One day he called me up to our room in the hotel and after locking the door, and plugging up the keyhole with chewed paper he said: “Now, Hennery, I want you to listen right out loud. The government has given me an appointment to travel over the world and get information about air ships, divagable balloons, and everything that will help our government to know what other governments are doing in inventing things to be used in case of war. I am to be the Billy Pinkerton of the War Department and shall have to spy in other governments, and I am to be the traveling diplomat of the government, and jolly all nations, and find out how things are running everywhere.

“You will have to stay home this time because you would be a dead give away, so I will send you to a nice orphan home where you will be taught to work, and where guards will keep you on the inside of the fence, and put you to bed in a straight jacket if you play any of your jokes, see?” and Pa gave me a ticket to an orphans’ home, and a letter of introduction to the matron and the next day I was an inmate, with all the degrees coming to me. What do you think of that, and Pa on the ocean, with a government commission in his pocket?

Gee, but my ideas of an orphans’ home got a shock when I arrived at the station where the orphans’ home was located. I thought there would be a carriage at the train to meet me, and a nice lady dressed in white with a cap on her head, to take me in her arms and hug me, and say, “Poor little boy, I will be a sister to you,” but there was no reception committee, and I had to walk a mile with my telescope valise, and when I found the place and went in the door, to present my letter to the matron, a man with a scar on his face, and one eye gone, met me and looked over my papers, and went, one eye on me, and called an assistant private and told him to take me and give me the first or entered apprentice degree.

Gee, My Ideas of an Orphan Home Got a Shock.

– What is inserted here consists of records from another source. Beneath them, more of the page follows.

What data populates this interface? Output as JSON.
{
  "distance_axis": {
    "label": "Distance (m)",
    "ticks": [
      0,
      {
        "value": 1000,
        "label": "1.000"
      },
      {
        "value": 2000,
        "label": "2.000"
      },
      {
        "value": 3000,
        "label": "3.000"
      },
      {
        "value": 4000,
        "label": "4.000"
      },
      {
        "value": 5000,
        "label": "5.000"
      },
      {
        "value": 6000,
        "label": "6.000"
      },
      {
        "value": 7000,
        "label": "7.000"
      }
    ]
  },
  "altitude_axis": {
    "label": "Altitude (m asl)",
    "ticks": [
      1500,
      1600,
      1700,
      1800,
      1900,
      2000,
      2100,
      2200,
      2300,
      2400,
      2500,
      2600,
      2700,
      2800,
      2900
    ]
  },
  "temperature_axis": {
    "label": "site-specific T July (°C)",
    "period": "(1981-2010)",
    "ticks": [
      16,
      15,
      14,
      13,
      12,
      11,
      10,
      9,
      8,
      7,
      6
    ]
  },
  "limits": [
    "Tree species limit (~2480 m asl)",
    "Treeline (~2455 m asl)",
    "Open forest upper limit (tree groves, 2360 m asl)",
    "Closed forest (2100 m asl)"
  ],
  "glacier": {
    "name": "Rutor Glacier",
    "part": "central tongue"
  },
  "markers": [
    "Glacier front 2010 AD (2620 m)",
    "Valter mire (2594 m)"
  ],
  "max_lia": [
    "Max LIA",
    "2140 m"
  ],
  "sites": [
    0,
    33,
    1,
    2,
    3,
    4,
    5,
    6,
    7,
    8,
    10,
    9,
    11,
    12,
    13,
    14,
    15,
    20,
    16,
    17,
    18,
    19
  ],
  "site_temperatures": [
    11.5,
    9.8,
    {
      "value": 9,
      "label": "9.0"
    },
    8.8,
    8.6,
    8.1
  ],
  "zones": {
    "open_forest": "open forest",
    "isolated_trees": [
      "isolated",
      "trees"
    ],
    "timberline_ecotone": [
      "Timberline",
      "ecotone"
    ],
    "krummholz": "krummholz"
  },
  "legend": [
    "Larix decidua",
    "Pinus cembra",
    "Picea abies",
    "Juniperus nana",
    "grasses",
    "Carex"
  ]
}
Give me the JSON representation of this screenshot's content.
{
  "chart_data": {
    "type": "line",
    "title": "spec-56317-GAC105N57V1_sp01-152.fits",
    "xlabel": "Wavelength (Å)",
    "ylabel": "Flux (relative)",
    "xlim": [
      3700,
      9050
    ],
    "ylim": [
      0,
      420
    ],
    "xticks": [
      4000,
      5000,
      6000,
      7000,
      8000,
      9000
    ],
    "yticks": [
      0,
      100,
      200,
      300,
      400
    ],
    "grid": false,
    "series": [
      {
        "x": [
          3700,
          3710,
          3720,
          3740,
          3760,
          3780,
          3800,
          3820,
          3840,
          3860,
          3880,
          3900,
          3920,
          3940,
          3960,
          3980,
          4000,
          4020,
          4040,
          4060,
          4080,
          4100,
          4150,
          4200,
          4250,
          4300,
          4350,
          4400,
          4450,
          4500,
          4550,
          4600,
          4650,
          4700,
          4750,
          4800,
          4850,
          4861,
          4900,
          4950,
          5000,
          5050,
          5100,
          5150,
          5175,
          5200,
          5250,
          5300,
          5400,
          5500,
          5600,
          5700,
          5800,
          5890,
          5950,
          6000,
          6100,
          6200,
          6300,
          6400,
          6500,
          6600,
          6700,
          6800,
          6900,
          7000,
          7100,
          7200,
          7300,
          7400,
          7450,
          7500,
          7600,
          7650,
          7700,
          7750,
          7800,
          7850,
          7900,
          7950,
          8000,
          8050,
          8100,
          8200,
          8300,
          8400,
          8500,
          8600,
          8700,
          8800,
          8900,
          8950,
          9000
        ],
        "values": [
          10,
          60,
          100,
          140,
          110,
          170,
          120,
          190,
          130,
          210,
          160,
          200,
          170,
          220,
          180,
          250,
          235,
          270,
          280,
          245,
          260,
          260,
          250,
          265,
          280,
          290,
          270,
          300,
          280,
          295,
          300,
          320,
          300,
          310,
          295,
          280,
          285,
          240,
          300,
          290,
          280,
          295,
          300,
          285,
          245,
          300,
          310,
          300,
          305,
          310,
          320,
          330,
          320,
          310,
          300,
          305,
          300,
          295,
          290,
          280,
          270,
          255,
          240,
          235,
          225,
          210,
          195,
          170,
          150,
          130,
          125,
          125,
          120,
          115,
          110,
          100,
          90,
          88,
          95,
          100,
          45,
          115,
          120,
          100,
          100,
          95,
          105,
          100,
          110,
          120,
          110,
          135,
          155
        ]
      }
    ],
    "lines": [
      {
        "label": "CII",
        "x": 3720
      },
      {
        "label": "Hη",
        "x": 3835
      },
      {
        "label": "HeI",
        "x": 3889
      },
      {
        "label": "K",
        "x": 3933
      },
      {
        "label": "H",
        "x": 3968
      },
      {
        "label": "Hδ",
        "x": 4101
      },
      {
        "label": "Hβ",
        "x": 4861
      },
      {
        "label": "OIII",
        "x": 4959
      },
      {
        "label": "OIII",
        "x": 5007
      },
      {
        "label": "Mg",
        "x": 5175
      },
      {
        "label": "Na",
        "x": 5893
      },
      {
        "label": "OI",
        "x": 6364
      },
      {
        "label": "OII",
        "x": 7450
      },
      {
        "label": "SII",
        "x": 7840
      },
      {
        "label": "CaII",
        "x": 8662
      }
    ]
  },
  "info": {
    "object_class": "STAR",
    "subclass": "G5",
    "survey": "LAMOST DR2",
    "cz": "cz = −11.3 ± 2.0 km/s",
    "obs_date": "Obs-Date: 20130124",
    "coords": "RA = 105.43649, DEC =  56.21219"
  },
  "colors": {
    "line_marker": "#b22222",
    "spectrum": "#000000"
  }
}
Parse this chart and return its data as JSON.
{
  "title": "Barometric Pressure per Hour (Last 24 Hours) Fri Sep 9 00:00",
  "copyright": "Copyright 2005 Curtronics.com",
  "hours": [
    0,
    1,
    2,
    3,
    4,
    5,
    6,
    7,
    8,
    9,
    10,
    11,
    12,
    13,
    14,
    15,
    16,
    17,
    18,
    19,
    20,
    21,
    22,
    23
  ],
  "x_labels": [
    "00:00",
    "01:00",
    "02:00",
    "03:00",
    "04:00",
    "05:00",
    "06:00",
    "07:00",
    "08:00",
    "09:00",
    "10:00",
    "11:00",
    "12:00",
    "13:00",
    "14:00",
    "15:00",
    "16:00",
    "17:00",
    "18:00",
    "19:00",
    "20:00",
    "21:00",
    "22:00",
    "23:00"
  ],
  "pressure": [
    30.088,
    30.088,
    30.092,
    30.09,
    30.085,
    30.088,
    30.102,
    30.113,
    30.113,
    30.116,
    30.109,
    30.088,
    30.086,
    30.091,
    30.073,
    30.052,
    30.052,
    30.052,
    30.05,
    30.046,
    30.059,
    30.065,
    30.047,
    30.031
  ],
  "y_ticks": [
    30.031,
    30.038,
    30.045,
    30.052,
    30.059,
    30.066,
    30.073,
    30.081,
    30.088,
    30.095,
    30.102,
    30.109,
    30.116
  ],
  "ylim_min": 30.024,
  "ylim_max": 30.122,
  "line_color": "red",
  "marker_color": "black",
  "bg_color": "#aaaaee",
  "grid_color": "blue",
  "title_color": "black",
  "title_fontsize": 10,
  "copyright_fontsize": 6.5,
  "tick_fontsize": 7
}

The private took me by the wrist and gave me a jerk and landed me in the laundry, and told me to strip off, and when I had removed my clothes and folded them and laid them on a table, he took the clothes away from me, and then told me to climb into a laundry tub, and he turned cold water on me and gave me a bar of yellow laundry soap, and after I had lathered myself he took a scrubbing brush, such as floors are scrubbed with, and proceeded in one full swoop to peel the hide off of me with a rough crash towel till you could see my veins and arteries, and inside works as well as though you had used X-rays, and when I was ready to die and wanted to, I yelled murder, and he put his hand over my mouth so hard that he loosened my front teeth, and I guess I died right there or fainted, for when I came to, and thought the resurrection morning, that they used to tell me about in the Sunday School, had come. I found myself dressed in a sort of combination shirt and drawers, like a bunny nightie, made of old saddle blankets, and he told me that was the uniform of the orphanage and that I could go out and play for fifteen minutes, after which the bell would ring and I could go from play to work. Gosh, but I was glad to get out doors, but when I began to breathe the fresh air, and scratch myself where the saddle blanket clothes pricked me, about fifty boys, who were evidently sophomores in the orphanage, came along, and made a rush for me, to haze me as a freshman.

Well, they didn’t do a thing to me. They tied a rope around one ankle, and threw the rope over a limb, and pulled me off the ground, and danced a war dance around me and run thistles up my trouser’s legs, and spanked me with a board with slivers in it, and let me down and walked over me in a procession, singing “There’ll be a hot time in the old town to-night.” I laughed all the time, because that is the way freshmen do in college when they are being murdered, and I thought my new associates would like me better if I died game. Just before I died game the bell rang, and the one eyed pirate and his chief of staff came out and said we would go to work, and the boys were divided into squads and put to work, some husking corn, others sweeping up dead leaves, others milking cows, and doing everything necessary around a farm.

Before I was set to work I had a few minutes of silent reflection, and I thought of my changed condition from my porcelain lined bath tub with warm water and soft towels, to that bath in the laundry, and the skinning process of preparing a boy for a better life.

The Way Freshmen Do in College When They’re Being Murdered.